Dj rupture andy moor patches megaupload
Improvised live, you can hear ideas being explored with quick-reflexes and the sensitivity of musicians who listen, using silence as a compositional tool. Occasionally they veer into total free improvisation, with Rupture conjuring up extraordinarily obnoxious sounds purely from vinyl manipulation and Moor making his guitar sound like it's strung with highly charged telephone cables - but somehow they always manage to keep a central pulse going and never seem to lose their way.
Patches cooks up an unlikely stew of Kenyan kipsigis singing girls from the 50s and scratching discordant guitar and Diana Ross. Timeblind's dubstep beats, Varese, and Japanese noise meet with big crunchy whammy chords.
Newer Post Older Post Home. Subscribe to: Post Comments Atom. In they released an album on Sub Rosa. Check out their video from Tangiers, Morocco. Rupture does duo performances with guitarist Andy Moor The Ex. Sign up for the monthly email list.
Pingback: wayneandwax. These moments feel like an unusually arty Girl Talk set, and are balanced by a ton of stealthy samples I'm helpless to identify. The vibe is persistently chilly, the terrain merciless-- even when Moor sets controls for the heart of the sun, as on the riff-heavy "The Sheep Look Up", he can't thaw Rupture's unforgiving tundra. Some tracks are spectral and nebulous, like the watery, de-tuned "Tidal".
The riddim-oriented ones are better-- on "Chisanga", Moor's string-bent squiggles gradually flatten out into a hitching riff, which Rupture surrounds with a phalanx of strafing drums.

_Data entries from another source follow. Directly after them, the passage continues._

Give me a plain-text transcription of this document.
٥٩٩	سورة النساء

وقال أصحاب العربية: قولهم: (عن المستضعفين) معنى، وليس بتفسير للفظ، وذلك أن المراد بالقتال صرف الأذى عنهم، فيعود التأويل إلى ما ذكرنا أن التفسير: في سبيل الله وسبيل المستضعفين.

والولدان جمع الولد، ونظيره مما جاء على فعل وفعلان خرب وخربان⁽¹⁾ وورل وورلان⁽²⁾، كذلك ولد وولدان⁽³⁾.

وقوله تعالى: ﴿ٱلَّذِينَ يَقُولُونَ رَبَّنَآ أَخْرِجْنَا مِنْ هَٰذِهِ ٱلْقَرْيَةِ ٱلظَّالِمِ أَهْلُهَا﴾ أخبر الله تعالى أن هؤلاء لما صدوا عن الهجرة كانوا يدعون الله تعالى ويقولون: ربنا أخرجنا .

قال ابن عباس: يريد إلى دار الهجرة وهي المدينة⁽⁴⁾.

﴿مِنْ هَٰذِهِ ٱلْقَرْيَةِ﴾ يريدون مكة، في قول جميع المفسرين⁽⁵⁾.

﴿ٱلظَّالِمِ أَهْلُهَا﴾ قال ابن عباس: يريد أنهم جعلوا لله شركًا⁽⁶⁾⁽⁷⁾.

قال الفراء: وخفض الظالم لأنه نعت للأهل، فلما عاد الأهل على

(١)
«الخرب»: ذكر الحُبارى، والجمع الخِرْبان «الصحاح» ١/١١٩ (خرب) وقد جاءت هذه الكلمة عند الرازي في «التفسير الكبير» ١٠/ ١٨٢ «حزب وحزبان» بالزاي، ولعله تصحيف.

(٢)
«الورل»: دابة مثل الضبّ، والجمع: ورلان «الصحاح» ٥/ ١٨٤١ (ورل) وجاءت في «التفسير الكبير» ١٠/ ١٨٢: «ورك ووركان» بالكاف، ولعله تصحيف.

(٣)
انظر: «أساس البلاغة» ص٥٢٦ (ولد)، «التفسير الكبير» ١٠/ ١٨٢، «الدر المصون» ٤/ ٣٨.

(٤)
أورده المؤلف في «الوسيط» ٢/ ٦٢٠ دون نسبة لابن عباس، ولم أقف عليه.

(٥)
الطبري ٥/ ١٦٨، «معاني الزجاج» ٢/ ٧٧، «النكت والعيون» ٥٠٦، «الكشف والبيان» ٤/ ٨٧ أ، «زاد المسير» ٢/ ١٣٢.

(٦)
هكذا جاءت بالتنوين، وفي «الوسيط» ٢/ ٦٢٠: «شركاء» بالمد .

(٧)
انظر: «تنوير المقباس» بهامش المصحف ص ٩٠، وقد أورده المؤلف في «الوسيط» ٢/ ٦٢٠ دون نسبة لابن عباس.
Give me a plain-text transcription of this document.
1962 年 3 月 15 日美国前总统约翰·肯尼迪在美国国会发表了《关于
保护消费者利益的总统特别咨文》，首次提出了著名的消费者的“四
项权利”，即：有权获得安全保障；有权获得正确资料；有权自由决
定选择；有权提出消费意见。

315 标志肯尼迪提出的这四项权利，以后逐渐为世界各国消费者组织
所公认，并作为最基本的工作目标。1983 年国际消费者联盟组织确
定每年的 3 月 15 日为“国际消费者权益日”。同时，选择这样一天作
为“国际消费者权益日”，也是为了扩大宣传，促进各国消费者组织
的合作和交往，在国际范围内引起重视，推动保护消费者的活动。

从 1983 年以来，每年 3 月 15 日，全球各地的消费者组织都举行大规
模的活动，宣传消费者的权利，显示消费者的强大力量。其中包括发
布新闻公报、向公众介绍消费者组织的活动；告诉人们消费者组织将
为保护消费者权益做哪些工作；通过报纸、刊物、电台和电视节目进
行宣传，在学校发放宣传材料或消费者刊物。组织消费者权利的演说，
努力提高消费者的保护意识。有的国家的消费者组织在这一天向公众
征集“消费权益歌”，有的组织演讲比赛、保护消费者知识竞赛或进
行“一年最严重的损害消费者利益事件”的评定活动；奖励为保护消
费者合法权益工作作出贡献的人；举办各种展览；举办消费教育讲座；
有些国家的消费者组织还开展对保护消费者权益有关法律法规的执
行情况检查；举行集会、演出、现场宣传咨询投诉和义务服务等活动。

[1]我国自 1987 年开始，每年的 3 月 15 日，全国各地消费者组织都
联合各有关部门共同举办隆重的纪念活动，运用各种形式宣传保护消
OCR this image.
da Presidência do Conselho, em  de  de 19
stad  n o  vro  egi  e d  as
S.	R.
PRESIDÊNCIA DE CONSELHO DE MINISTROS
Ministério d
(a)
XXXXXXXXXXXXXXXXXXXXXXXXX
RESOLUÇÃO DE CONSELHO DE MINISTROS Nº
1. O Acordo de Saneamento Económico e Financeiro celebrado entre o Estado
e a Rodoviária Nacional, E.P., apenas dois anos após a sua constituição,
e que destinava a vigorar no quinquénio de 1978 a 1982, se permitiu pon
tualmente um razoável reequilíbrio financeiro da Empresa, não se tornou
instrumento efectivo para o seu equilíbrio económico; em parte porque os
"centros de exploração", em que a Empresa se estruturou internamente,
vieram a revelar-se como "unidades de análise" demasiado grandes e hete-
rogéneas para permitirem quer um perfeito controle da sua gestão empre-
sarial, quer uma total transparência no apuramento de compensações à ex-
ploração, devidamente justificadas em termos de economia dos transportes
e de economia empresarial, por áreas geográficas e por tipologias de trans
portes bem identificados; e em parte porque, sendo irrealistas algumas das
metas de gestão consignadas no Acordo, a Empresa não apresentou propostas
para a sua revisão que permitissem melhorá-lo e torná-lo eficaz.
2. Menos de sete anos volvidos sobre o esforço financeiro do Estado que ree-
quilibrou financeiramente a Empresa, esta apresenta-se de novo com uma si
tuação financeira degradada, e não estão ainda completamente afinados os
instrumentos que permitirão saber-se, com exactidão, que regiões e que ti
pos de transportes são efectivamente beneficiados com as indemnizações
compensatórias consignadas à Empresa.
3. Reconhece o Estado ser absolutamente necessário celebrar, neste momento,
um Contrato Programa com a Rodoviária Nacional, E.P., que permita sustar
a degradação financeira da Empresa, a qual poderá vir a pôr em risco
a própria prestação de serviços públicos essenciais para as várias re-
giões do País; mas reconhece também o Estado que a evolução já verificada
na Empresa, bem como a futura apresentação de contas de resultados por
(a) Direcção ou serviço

But the ones where they truly mind-meld, rather than Rupture chasing after Moor's riffs with periphery-bound FX, are best.
On "Hot Pink Orleans", mercury-slick sonar blips, pinging whammy-barred guitars, and scudding bass amass into a well-balanced dubstep apparatus. On "Sometimes It Can Be Difficult To", nervous guitar skitters, nervous scratches, and reverbed snares build into something resembling a terrible car crash. Nettle's work foregrounds issues of friction, translation, and displacement as necessary counter-narratives to the standard paradigms of 'cross-cultural exchange' and metaphors of mixing or hybridity.
Jace Clayton is an interdisciplinary artist living in Brooklyn. His album Uproot was named one of the 10 Best Albums of by Pitchfork.